Run the below block multiple times to advance the simulation `N` time steps (increase `N` to speed things up). 

Notice how the GPS signal is noisy and unreliable in the short term but stable in the long term, while the odometry is accurate in the short term but drifts away from the true position in the long term. The EKF provides an optimal tradeoff between the two options.

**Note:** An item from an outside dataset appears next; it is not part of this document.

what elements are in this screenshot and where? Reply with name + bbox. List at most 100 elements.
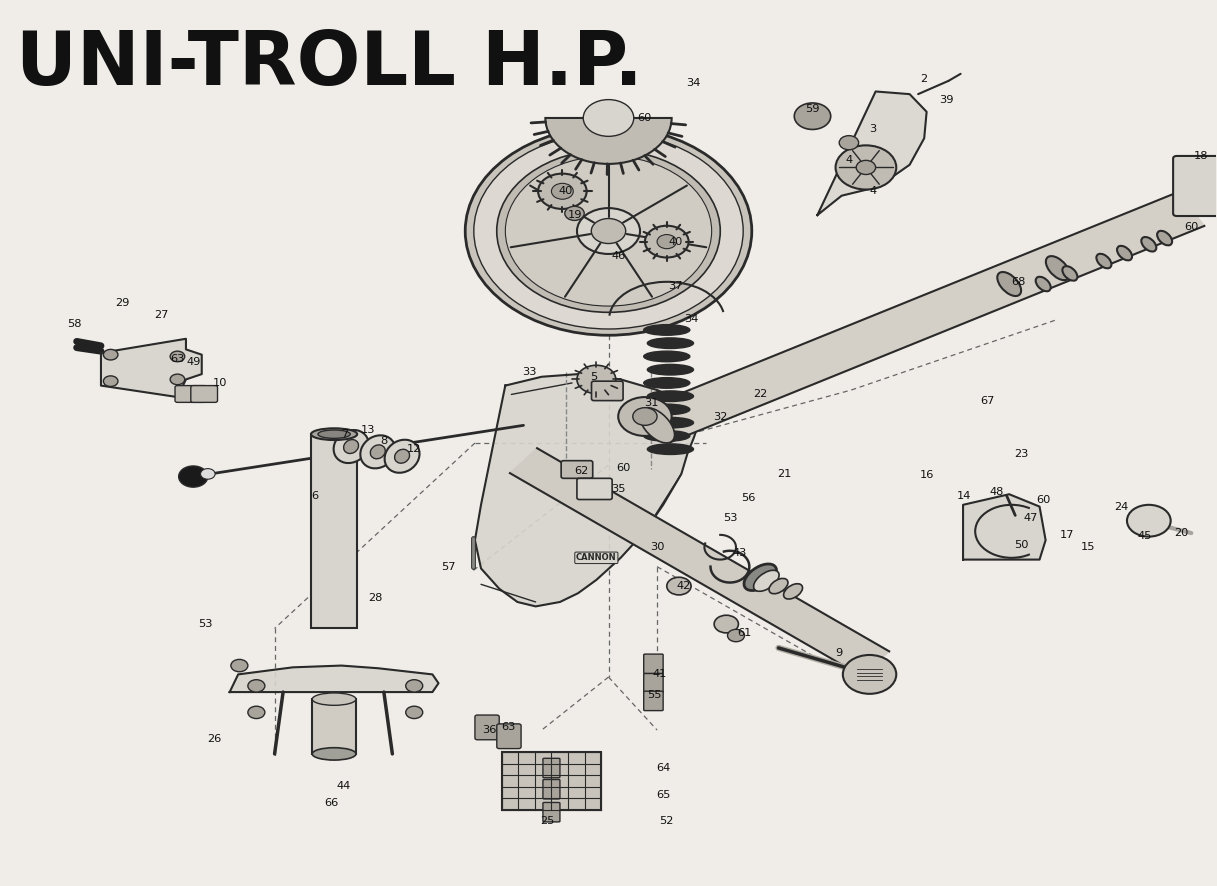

Try tweaking the model parameters (e.g. `odometry_stddev` or `gps_stddev`) and check if the trajectory and error signals behave as you'd expect!

In [25]:
N = 5
circle_period = 15
for n in range(time_step, time_step+N):
    
    # control signal
    u = numpy.array([
        -numpy.sin(n / circle_period * 2 * numpy.pi), 
        numpy.cos(n / circle_period * 2 * numpy.pi)
    ])
    u_noisy = u + Q.dot(numpy.random.randn(r_dim))
    
    # Noise-free state (ground truth)
    x_gt.append(motion_model(x_gt[-1], u))
    
    # Noisy odometry
    x_odom.append(motion_model(x_odom[-1], u_noisy))
    
    # EKF prediction step
    x_predict = motion_model(x_ekf[-1], u_noisy)
    P_predict = A.dot(P).dot(A.T) + B.dot(Q.dot(Q.T) *10 ).dot(B.T)
    
    # EKF update step
    S = H.dot(P).dot(H.T) + T.dot(T.T)
    K = P.dot(H.T).dot(numpy.linalg.inv(S))
    
    z.append(H.dot(x_gt[-1]) + T.dot(numpy.random.randn(w_dim)))
    x_ekf.append(x_predict + K.dot(z[-1] - H.dot(x_predict)))

time_step += N

ax_trajectory.clear()
plot_state(x_odom, ax_trajectory, '*-', label='Only steering')
plot_state(z, ax_trajectory, '*-', label='Only GPS')
plot_state(x_ekf, ax_trajectory, '*-', label='EKF estimate')
plot_state(x_gt, ax_trajectory, '*-', label='Actual trajectory')
ax_trajectory.legend()
ax_trajectory.axis('equal')
ax_trajectory.set_title('Trajectory + Estimates')
ax_trajectory.set_xlabel('x')
ax_trajectory.set_ylabel('y')

ax_error.clear()
plot_error(x_odom, x_gt, ax_error, label='Only steering')
plot_error(z, x_gt[1:], ax_error, label='Only GPS')
plot_error(x_ekf, x_gt, ax_error, label='EKF estimate')
ax_error.set_title('Estimation errors')
ax_error.set_xlabel('timestep')
ax_error.set_ylabel('error')
ax_error.legend()

<matplotlib.legend.Legend at 0x7fec664a0fd0>